Sun Devils falter at home again in conference playby Andrew Bagnato on Jan. 23, 2006, under Sports
The Arizona Republic
By ANDREW BAGNATO
The Arizona Republic
TEMPE – Something had to give in the Arizona State-Stanford men’s basketball game Saturday night.
The Sun Devils hadn’t won a Pac-10 home game.
The Cardinal hadn’t won a Pac-10 road game.
Someone’s luck had to change, and if you’ve followed the Sun Devils this season, you might guess it wouldn’t be theirs.
In their latest gut-wrenching home loss, the Sun Devils fell 70-64 in front of 7,386 spectators in Wells Fargo Arena, their fourth straight home loss in Pac-10 play.
The Sun Devils (7-10, 1-7 in Pac-10) blew an eight-point second-half lead and made only three field goals in the final 12 minutes.
“We need to figure out how to close out games,” point guard Antwi Atuahene said.
ASU’s seasonlong run of misfortune continued when Jeff Pendergraph, who had a team-high 14 first-half points on 7-of-8 shooting from the floor, sprained his right ankle late in the first half. He did not return.
“He came out, and he was a horse,” freshman Sylvester Seay said.
But Stanford had a stallion, forward Matt Haryasz, the senior from Page High School who chose the Cardinal over ASU. Two nights after he scored a career-high 25 points in an overtime loss at Arizona, Haryasz dropped 27 on the Sun Devils and also pulled down a game-high 10 rebounds.
Haryasz, whose parents, sister and hometown friends were in the seats, was the last player to enter the Cardinal’s dressing room. When he stepped in the door, a cheer went up from his teammates.
“It feels awesome,” Haryasz said. “This is a special game for me. To go out of ASU with a win my last time coming through is nice. That’s pretty special for me.”
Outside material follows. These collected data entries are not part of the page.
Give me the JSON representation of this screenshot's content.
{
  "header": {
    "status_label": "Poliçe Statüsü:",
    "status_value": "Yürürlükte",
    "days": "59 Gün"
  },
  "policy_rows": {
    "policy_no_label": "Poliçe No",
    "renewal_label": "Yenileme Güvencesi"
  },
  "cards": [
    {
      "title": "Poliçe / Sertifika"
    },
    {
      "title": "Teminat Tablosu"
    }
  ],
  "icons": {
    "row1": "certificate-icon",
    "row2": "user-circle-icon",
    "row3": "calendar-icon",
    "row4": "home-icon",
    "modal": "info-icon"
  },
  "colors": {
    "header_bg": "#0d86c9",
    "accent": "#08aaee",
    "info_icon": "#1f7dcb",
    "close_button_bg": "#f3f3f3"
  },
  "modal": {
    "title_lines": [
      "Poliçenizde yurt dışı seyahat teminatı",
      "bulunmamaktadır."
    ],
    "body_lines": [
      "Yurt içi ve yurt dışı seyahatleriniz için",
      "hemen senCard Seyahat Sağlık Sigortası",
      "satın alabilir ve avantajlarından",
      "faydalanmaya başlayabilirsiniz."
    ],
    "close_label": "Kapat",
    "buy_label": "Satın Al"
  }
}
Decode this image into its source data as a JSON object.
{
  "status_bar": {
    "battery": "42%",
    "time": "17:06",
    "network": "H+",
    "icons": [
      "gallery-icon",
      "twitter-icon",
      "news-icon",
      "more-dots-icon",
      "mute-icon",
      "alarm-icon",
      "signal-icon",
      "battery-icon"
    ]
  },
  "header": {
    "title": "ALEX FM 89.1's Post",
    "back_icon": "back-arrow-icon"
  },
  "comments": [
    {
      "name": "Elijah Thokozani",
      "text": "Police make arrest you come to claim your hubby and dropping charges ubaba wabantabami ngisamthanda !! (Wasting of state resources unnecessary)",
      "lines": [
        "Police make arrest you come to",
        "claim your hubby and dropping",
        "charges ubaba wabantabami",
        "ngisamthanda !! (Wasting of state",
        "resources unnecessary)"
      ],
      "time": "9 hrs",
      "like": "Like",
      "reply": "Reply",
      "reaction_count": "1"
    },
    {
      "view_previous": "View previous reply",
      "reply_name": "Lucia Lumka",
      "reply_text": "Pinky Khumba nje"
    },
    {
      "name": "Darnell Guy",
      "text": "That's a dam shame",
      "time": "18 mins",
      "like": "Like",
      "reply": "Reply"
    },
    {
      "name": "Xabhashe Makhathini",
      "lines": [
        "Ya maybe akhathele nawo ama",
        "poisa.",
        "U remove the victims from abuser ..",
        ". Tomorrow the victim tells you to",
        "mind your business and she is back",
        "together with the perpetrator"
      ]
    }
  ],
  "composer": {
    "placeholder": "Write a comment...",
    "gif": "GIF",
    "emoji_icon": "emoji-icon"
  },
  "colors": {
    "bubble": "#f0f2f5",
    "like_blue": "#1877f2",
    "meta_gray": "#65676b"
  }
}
For Stanford, this shaped up as a virtual must-win. Coming to town with an unsightly 140 RPI, the Cardinal (8-7, 4-3) need to start stacking wins to draw an NCAA Tournament berth for the 12th straight year.
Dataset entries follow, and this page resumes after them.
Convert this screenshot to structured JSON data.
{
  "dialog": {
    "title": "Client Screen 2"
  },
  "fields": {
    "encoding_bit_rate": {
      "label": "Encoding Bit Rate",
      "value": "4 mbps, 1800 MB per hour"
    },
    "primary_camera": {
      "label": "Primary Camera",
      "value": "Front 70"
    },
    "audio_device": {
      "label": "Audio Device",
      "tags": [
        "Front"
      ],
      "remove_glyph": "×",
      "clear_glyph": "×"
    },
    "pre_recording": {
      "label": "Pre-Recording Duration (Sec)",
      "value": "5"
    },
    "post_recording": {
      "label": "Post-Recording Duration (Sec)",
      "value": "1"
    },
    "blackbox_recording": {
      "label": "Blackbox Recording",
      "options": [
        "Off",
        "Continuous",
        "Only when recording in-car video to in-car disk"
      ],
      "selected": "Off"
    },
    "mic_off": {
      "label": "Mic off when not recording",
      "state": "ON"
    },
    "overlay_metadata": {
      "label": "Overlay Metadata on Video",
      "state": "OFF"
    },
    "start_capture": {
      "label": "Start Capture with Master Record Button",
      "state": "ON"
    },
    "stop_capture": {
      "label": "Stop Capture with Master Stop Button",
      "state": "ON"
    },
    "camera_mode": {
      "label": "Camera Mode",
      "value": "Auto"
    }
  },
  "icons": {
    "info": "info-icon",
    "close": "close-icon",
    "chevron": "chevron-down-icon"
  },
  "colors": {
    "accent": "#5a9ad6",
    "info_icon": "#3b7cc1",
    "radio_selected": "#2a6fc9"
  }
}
ASU came in looking to rebound from an 88-58 loss to California on Thursday night, which matched the worst loss in coach Rob Evans’ eight years in Tempe. Evans, looking for a spark, gave Seay, a freshman, his first career start.
“I expected us to come out with a lot of fire today,” Atuahene said. “What happened Thursday night was pretty much an embarrassment.”
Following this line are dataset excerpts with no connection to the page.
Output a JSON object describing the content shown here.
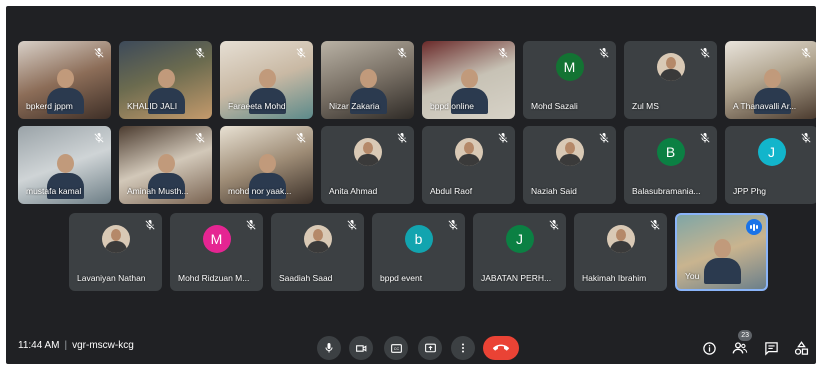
{
  "participants": [
    {
      "name": "bpkerd jppm",
      "type": "video",
      "style": "v1"
    },
    {
      "name": "KHALID JALI",
      "type": "video",
      "style": "v2"
    },
    {
      "name": "Faraeeta Mohd",
      "type": "video",
      "style": "v3"
    },
    {
      "name": "Nizar Zakaria",
      "type": "video",
      "style": "v4"
    },
    {
      "name": "bppd online",
      "type": "video",
      "style": "v5"
    },
    {
      "name": "Mohd Sazali",
      "type": "letter",
      "initial": "M",
      "color": "#137333"
    },
    {
      "name": "Zul MS",
      "type": "photo"
    },
    {
      "name": "A Thanavalli Ar...",
      "type": "video",
      "style": "v6"
    },
    {
      "name": "mustafa kamal",
      "type": "video",
      "style": "v7"
    },
    {
      "name": "Aminah Musth...",
      "type": "video",
      "style": "v8"
    },
    {
      "name": "mohd nor yaak...",
      "type": "video",
      "style": "v9"
    },
    {
      "name": "Anita Ahmad",
      "type": "photo"
    },
    {
      "name": "Abdul Raof",
      "type": "photo"
    },
    {
      "name": "Naziah Said",
      "type": "photo"
    },
    {
      "name": "Balasubramania...",
      "type": "letter",
      "initial": "B",
      "color": "#0b8043"
    },
    {
      "name": "JPP Phg",
      "type": "letter",
      "initial": "J",
      "color": "#12b5cb"
    },
    {
      "name": "Lavaniyan Nathan",
      "type": "photo"
    },
    {
      "name": "Mohd Ridzuan M...",
      "type": "letter",
      "initial": "M",
      "color": "#e52592"
    },
    {
      "name": "Saadiah Saad",
      "type": "photo"
    },
    {
      "name": "bppd event",
      "type": "letter",
      "initial": "b",
      "color": "#12a4af"
    },
    {
      "name": "JABATAN PERH...",
      "type": "letter",
      "initial": "J",
      "color": "#0b8043"
    },
    {
      "name": "Hakimah Ibrahim",
      "type": "photo"
    },
    {
      "name": "You",
      "type": "self"
    }
  ],
  "meeting": {
    "time": "11:44 AM",
    "code": "vgr-mscw-kcg"
  },
  "controls": [
    "mic-icon",
    "camera-icon",
    "captions-icon",
    "present-icon",
    "more-icon",
    "end-call-icon"
  ],
  "right_controls": {
    "info_icon": "info-icon",
    "people_icon": "people-icon",
    "people_count": "23",
    "chat_icon": "chat-icon",
    "activities_icon": "activities-icon"
  }
}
ASU’s effort was solid, and Seay provided plenty of energy. But the Sun Devils couldn’t stop Haryasz, who ranks fourth in Pac-10 scoring (17.7 points per game) and leads in rebounding (8.9 per game).
The Sun Devils opened up a 48-41 lead with 11 minutes to go. That’s when Haryasz went to work. First he hit a couple of free throws, then scored on a fast-break dunk and three jump shots.
By the time he was finished, Stanford had a 55-54 lead with six minutes to play. ASU would tie the game three times down the stretch but never led again.
No. 10 Washington 78, Oregon 59: At Seattle, Jamaal Williams scored 20 points, Brandon Roy scored 19, and Bobby Jones added 15 as Washington’s three seniors sparked a win.
It was only the fifth time in 18 games the seniors were the top three scorers for Washington (16-2, 5-2 Pac-10), which also starts two freshmen.
The Huskies, who moved into a tie with UCLA for the top spot in the Pac-10, have won four straight conference games since stunning consecutive losses at home to Arizona and Washington State. And the national scoring leaders, averaging 87.3 points per game coming in, finally cracked 70 for the first time in three games.
No. 12 West Virginia 60, No. 24 UCLA 56: At Los Angeles, Mike Gansey scored 24 points, and West Virginia survived a furious rally by the Bruins.
The Mountaineers (14-3) led by 20 points early in the second half but saw their lead shrink to three in the final 2 minutes.
The Bruins (15-4) missed 3-pointers by Arron Afflalo and Jordan Farmar, then Farmar had the ball stripped by Gansey, who got fouled and hit a free throw before time expired.
Oregon St. 59, Washington St. 50: At Pullman, Wash., Chris Stephens scored 23 points to lead Oregon State.
Wesley Washington, making his first start for Oregon State (10-8, 3-4 Pac-10), had season highs of 10 points, five rebounds, three assists and two blocked shots.
Robbie Cowgill had 13 points, seven rebounds, three steals and two blocks for Washington State (9-7, 2-5). Kyle Weaver added 12 points, eight rebounds, five assists and two steals for the Cougars, who have lost four straight.